After “Dreamgirls,” MusicalFare will be taking over 710 as the company’s new home, pushed out of Amherst by political machinations.
Kramer says he’s having a lot of success in holding onto those Amherst customers and is getting interest from the Southtowns, now much closer.
He’s working with the customers to make sure they know about parking spaces and restaurants and Higgins says Shea’s is working on making the Theatre District more user-friendly.
In the shadow of Shea’s is the Alleyway Theatre, opening this season with “The Cottage,” a funny look at life and love and cheating among the rich in London and its surrounding area a century ago.
Chris Handley is executive artistic director and a past president of the Theatre District Association.
Handley says the opening show was a conscious choice: “Let’s have some fun rather than a three-hour tragedy.”
He wants to fill the house with newcomers who want to know: What’s next?
That might be a more serious show.
Handley says that’s somewhat the purpose of Curtain Up!
“What it does is bring thousands of people Downtown to see a show and to see the neighborhood and what’s happening and just to have fun in the street.”
Theater patrons will also be able to see “The Outsiders” on the Shea’s Mainstage, the start of a national tour for the classic look across the class lines from the S.E. Hinton novel.
Once the first shows finish, new shows will move in, like Second Generation Theatre firing up the Shea’s Smith Theatre with “Urinetown.”
Executive Director Kristen Bentley says audiences are returning, which has been a long process since the pandemic and they want something different.
“People want to see things that are fun and funny and shorter,” she said.

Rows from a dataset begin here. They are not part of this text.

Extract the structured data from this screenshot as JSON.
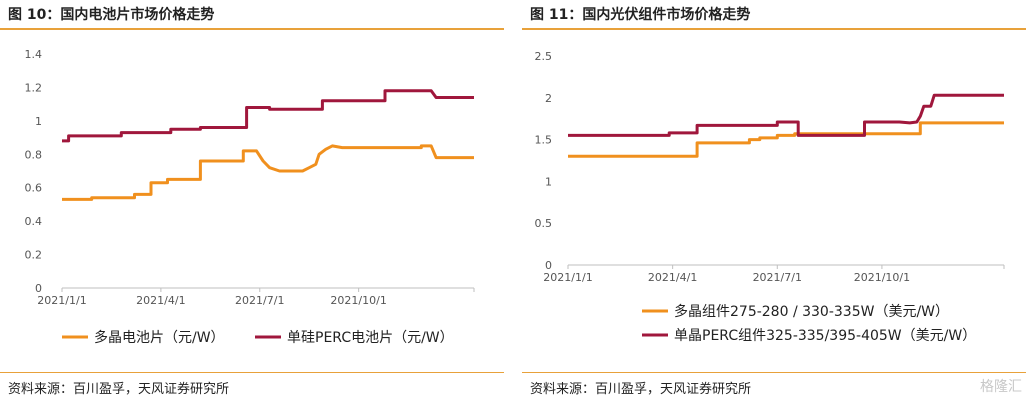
{
  "left": {
    "title": "图 10：国内电池片市场价格走势",
    "source": "资料来源：百川盈孚，天风证券研究所"
  },
  "right": {
    "title": "图 11：国内光伏组件市场价格走势",
    "source": "资料来源：百川盈孚，天风证券研究所"
  },
  "watermark": "格隆汇",
  "colors": {
    "accent": "#e8a13a",
    "orange": "#f0901e",
    "maroon": "#a0173c"
  },
  "chart_data": [
    {
      "type": "line",
      "title": "",
      "xlabel": "",
      "ylabel": "",
      "x_tick_labels": [
        "2021/1/1",
        "2021/4/1",
        "2021/7/1",
        "2021/10/1"
      ],
      "x_tick_positions": [
        0,
        3,
        6,
        9
      ],
      "xlim": [
        0,
        12.5
      ],
      "y_tick_labels": [
        "0",
        "0.2",
        "0.4",
        "0.6",
        "0.8",
        "1",
        "1.2",
        "1.4"
      ],
      "ylim": [
        0,
        1.4
      ],
      "grid": false,
      "legend_position": "bottom",
      "series": [
        {
          "name": "多晶电池片（元/W）",
          "color": "#f0901e",
          "points": [
            [
              0,
              0.53
            ],
            [
              0.9,
              0.53
            ],
            [
              0.9,
              0.54
            ],
            [
              2.2,
              0.54
            ],
            [
              2.2,
              0.56
            ],
            [
              2.7,
              0.56
            ],
            [
              2.7,
              0.63
            ],
            [
              3.2,
              0.63
            ],
            [
              3.2,
              0.65
            ],
            [
              4.2,
              0.65
            ],
            [
              4.2,
              0.76
            ],
            [
              5.5,
              0.76
            ],
            [
              5.5,
              0.82
            ],
            [
              5.9,
              0.82
            ],
            [
              6.1,
              0.76
            ],
            [
              6.3,
              0.72
            ],
            [
              6.6,
              0.7
            ],
            [
              7.3,
              0.7
            ],
            [
              7.5,
              0.72
            ],
            [
              7.7,
              0.74
            ],
            [
              7.8,
              0.8
            ],
            [
              8,
              0.83
            ],
            [
              8.2,
              0.85
            ],
            [
              8.5,
              0.84
            ],
            [
              10.9,
              0.84
            ],
            [
              10.9,
              0.85
            ],
            [
              11.2,
              0.85
            ],
            [
              11.35,
              0.78
            ],
            [
              12.5,
              0.78
            ]
          ]
        },
        {
          "name": "单硅PERC电池片（元/W）",
          "color": "#a0173c",
          "points": [
            [
              0,
              0.88
            ],
            [
              0.2,
              0.88
            ],
            [
              0.2,
              0.91
            ],
            [
              1.8,
              0.91
            ],
            [
              1.8,
              0.93
            ],
            [
              3.3,
              0.93
            ],
            [
              3.3,
              0.95
            ],
            [
              4.2,
              0.95
            ],
            [
              4.2,
              0.96
            ],
            [
              5.6,
              0.96
            ],
            [
              5.6,
              1.08
            ],
            [
              6.3,
              1.08
            ],
            [
              6.3,
              1.07
            ],
            [
              7.9,
              1.07
            ],
            [
              7.9,
              1.12
            ],
            [
              9.8,
              1.12
            ],
            [
              9.8,
              1.18
            ],
            [
              11.2,
              1.18
            ],
            [
              11.35,
              1.14
            ],
            [
              12.5,
              1.14
            ]
          ]
        }
      ]
    },
    {
      "type": "line",
      "title": "",
      "xlabel": "",
      "ylabel": "",
      "x_tick_labels": [
        "2021/1/1",
        "2021/4/1",
        "2021/7/1",
        "2021/10/1"
      ],
      "x_tick_positions": [
        0,
        3,
        6,
        9
      ],
      "xlim": [
        0,
        12.5
      ],
      "y_tick_labels": [
        "0",
        "0.5",
        "1",
        "1.5",
        "2",
        "2.5"
      ],
      "ylim": [
        0,
        2.5
      ],
      "grid": false,
      "legend_position": "bottom",
      "series": [
        {
          "name": "多晶组件275-280 / 330-335W（美元/W）",
          "color": "#f0901e",
          "points": [
            [
              0,
              1.3
            ],
            [
              3.7,
              1.3
            ],
            [
              3.7,
              1.46
            ],
            [
              5.2,
              1.46
            ],
            [
              5.2,
              1.5
            ],
            [
              5.5,
              1.5
            ],
            [
              5.5,
              1.52
            ],
            [
              6,
              1.52
            ],
            [
              6,
              1.55
            ],
            [
              6.5,
              1.55
            ],
            [
              6.5,
              1.57
            ],
            [
              10.1,
              1.57
            ],
            [
              10.1,
              1.7
            ],
            [
              12.5,
              1.7
            ]
          ]
        },
        {
          "name": "单晶PERC组件325-335/395-405W（美元/W）",
          "color": "#a0173c",
          "points": [
            [
              0,
              1.55
            ],
            [
              2.9,
              1.55
            ],
            [
              2.9,
              1.58
            ],
            [
              3.7,
              1.58
            ],
            [
              3.7,
              1.67
            ],
            [
              6,
              1.67
            ],
            [
              6,
              1.71
            ],
            [
              6.6,
              1.71
            ],
            [
              6.6,
              1.55
            ],
            [
              8.5,
              1.55
            ],
            [
              8.5,
              1.71
            ],
            [
              9.5,
              1.71
            ],
            [
              9.8,
              1.7
            ],
            [
              10,
              1.71
            ],
            [
              10.1,
              1.78
            ],
            [
              10.2,
              1.9
            ],
            [
              10.4,
              1.9
            ],
            [
              10.5,
              2.03
            ],
            [
              12.5,
              2.03
            ]
          ]
        }
      ]
    }
  ]
}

Curtain Up! isn’t just occurring Downtown.
Ujima is showing off “Godspell” in its Lorna C. Hill Theatre on the West Side, a musical look at the last weeks of Christ’s life, as told in the Biblical book of Matthew.

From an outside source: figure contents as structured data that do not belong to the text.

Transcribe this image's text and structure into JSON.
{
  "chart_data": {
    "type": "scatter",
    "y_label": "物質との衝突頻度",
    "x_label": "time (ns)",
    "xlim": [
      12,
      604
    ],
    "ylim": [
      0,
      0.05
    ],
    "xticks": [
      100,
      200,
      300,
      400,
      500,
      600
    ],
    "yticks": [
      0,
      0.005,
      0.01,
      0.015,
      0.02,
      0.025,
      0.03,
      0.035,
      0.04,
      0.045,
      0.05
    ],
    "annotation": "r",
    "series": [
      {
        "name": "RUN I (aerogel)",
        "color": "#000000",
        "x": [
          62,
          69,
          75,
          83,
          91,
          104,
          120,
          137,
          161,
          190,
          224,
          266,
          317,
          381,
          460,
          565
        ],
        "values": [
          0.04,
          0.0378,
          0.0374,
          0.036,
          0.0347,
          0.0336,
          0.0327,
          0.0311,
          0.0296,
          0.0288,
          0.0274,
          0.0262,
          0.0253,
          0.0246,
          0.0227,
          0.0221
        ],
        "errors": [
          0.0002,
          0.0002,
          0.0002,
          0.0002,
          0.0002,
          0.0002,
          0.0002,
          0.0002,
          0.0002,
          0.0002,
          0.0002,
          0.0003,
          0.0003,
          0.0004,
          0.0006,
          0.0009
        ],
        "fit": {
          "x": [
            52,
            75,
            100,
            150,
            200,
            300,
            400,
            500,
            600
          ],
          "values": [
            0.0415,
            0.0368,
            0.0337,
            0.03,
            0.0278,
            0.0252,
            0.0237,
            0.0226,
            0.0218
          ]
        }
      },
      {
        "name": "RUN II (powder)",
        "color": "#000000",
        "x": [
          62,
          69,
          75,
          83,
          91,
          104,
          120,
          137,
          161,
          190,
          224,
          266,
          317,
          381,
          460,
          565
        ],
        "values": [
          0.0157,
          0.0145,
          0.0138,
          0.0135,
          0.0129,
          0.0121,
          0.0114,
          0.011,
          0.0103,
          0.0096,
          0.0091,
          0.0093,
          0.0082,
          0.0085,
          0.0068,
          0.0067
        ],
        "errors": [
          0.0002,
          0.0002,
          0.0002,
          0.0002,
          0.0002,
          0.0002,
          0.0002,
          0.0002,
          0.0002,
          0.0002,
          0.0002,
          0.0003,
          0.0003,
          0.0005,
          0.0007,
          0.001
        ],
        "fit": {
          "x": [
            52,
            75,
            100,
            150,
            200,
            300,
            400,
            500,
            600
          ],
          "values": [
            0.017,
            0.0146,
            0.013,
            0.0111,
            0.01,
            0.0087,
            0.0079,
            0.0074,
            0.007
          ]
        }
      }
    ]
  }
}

It’s filled with Christian values told from the musical stage.
Ujima Artistic Director Curtis Lovell, who plays Judas in the show, says it was important for this to be the opening show of the season:
“Because we wanted to do a show that, in a different way, embodied the thing that we are always trying to give our community, which is reminding them that there is a place for community and there is a place for authenticity and there’s a place that is fair for all of us.”
Not far from Ujima, the D’Youville Kavinoky Theater is presenting Marivaux’ three-century old “The Game of Love and Chance,” a comedy about a couple who have never met each other but are to be married.
Each decides to pose as a servant to better know the other and it goes on from there.
You may have seen a version of this two years ago at the Shaw Festival in Niagara-on-the-Lake.
In the Compass Center for the Performing Arts in the Elmwood Village, once the TheatreLoft home of Ujima, Buffalo United Artists has a comedy about camping, with the requisite nutty park ranger and a hungry bear.
Co-artistic Director Rick Lattimer says Veronica Tjioe’s “The Last Croissant” is more than just a camping comedy, with its magical realism and sexual exploration, as the characters try to work out their lives and the bear looks for that croissant.
It also has one character in a tent in an overcrowded campsite because of a giant wildfire surrounding her home.
Curtain Up! is covering a lot of ground in time and space, while leaving time for that traditionally rowdy after-party after the theater curtains come down.